3 kentte hasta tutsaklar için eylem

Hasta tutsaklar için düzenlenen eylemlerde, 80 yaşındaki Makbule ve Hadi Özer ile Mehmet Salih Filiz ve Cemil İvrendi’nin durumunun ağır olduğu belirtildi, “Hemen bırakılmalılar” denildi.

İnsan Hakları Derneği (İHD) İstanbul Şubesi Hapishane Komisyonu, “F Oturumu” eyleminin 539’uncu oturumunda, Van T Tipi Kapalı Cezaevi’nde tutulan 80 yaşındaki Makbule ve Hadi Özer’in durumunu aktardı. Eyleme çok sayıda hasta tutsak yakını, Cumartesi Annesi ve sivil toplum örgütü temsilcisi de destek verdi.

İHD İstanbul Şubesi Hapishane Komisyonu üyesi Meral Nergis Şahin, “Bugün hapishanelerde; sağlık ve tedavi hakkına erişimde yaşanan ağır sorunlar, kötü muamele ve ayrımcı infaz uygulamaları nedeniyle çok sayıda mahpus ölümle burun buruna bir yaşama mahkum bulunuyor” dedi.

Son altı ayda en az 35 tutsağın yaşamını yitirdiğini söyleyen Şahin, bu ölümlerin çoğunun ise şüpheli olduğunu aktardı. Devletin yaşam hakkını korumakla görevli olduğunu ancak buna dair acil önlem alınmadığını dile getiren Şahin, Özer çiftinin durumunu aktardı. Özer çiftinin bulundukları yaş itibarıyla çocuklarının yardımıyla yaşamlarını sürdürdüklerini ancak buna rağmen haklarında 2 yıl 1 ay hapis cezası verildiğini ve bu cezanın ise kesinleştiği bilgisini veren Şahin, avukatların ev hapsi taleplerinin de reddedildiğini ve cezaevine konulduklarını kaydetti. Şahin, “80 yaşındaki Makbule Özer; diyabet, nefes darlığı ve tansiyon hastası olup, yürüme engeli ve hastalıkları nedeniyle yüzde 52 engelli raporu bulunmaktadır. Tekerlekli sandalye ile hareket edebilen Özer, kişisel ihtiyaçlarını tek başına karşılayamamaktadır. Tutuklanmasından sonra ciddi uyku sorunu baş göstermiş ve sürekli bacak ağrısı şikayeti yaşamaya başlamıştır” diye konuştu.

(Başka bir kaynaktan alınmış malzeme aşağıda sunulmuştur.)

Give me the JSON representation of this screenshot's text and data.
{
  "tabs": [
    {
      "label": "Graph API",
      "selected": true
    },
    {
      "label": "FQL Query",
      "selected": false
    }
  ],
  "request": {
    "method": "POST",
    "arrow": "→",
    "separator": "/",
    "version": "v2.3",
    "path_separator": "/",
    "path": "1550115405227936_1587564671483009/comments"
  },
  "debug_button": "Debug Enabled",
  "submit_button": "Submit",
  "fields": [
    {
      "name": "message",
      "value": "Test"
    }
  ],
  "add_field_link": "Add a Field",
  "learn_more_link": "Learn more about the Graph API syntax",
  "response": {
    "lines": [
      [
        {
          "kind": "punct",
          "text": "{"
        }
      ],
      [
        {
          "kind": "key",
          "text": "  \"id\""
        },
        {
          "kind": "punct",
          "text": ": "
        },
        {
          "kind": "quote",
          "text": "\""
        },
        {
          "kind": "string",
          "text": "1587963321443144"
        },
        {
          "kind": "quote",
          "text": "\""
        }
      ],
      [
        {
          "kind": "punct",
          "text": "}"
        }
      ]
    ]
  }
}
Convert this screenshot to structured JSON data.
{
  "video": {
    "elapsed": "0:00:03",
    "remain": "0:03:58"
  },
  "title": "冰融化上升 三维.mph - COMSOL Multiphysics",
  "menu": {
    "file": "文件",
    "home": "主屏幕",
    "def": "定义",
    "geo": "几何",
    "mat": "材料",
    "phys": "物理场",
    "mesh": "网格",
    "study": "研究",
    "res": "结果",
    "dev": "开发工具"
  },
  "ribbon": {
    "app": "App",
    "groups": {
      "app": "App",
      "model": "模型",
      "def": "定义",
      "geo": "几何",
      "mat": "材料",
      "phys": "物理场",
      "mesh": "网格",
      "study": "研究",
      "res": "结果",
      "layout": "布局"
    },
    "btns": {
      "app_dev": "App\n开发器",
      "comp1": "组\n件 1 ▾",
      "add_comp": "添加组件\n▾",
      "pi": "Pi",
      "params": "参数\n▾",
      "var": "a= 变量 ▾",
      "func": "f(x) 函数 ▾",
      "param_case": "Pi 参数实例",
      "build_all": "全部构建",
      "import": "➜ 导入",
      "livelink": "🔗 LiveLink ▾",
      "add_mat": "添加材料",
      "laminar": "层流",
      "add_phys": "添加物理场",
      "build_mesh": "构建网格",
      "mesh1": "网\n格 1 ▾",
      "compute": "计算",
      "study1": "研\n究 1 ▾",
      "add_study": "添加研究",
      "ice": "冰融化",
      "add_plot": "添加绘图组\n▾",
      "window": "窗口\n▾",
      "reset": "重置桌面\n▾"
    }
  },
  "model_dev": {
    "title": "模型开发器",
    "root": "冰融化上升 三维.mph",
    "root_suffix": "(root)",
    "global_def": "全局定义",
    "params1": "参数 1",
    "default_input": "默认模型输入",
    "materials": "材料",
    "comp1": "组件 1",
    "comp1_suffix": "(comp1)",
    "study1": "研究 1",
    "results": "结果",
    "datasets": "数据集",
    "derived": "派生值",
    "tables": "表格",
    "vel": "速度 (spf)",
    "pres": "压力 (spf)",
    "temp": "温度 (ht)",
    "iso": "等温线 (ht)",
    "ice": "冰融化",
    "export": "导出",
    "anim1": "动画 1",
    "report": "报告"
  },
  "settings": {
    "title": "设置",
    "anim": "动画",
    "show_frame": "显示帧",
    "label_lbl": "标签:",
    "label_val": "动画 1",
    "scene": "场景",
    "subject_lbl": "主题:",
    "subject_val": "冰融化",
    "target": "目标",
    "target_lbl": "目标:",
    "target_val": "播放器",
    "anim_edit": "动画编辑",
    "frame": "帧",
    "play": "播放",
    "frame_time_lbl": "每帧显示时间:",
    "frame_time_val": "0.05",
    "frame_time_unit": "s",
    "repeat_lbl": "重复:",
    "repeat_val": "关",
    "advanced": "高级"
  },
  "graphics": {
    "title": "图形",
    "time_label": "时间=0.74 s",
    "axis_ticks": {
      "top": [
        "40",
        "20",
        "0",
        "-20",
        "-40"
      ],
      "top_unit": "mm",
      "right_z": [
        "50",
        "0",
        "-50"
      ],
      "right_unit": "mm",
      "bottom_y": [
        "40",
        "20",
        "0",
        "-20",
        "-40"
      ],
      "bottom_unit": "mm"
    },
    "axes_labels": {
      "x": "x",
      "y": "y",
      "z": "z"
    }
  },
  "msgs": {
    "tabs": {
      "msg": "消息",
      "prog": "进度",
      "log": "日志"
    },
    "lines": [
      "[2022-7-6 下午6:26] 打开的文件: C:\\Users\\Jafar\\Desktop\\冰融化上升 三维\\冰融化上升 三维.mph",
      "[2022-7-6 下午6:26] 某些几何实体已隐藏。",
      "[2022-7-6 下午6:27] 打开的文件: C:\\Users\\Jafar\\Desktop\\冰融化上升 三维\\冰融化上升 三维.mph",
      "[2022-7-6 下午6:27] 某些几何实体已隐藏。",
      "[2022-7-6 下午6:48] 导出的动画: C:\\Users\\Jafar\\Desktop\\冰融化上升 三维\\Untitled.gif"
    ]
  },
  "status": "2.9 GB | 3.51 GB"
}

Hadi Özer’in ise daha önce geçirdiği trafik kazası nedeniyle kalıcı rahatsızlıklarının bulunduğunu, bunun yanında sürekli göz ağrısı çektiğini ve tutuklanmasının ardından ise sağ elinde gelişen uyuşukluk nedeniyle bir şeyleri tutmakta zorluk yaşadığını paylaşan Şahin, “Günlük işlerini dahi yapamamakta, yaşamını sürdürürken başkalarının yardımına ihtiyaç duymaktadır” dedi.

Şahin, Özer çiftinin derhal serbest bırakılmasını istedi.

İZMİR

İnsan Hakları Derneği (İHD) İzmir Şubesi, hasta tutsakların durumuna dikkat çekmek için Konak Eski Sümerbank önünde basın açıklaması yaptı. Eyleme Halkların Demokratik Partisi (HDP) Milletvekili Musa Piroğlu ve il yönetiminin yanı sıra çok sayıda kişi katıldı.

Basın metnini İHD İzmir Şubesi Hapishane Komisyonu Sözcüsü Ahmet Çiçek okudu.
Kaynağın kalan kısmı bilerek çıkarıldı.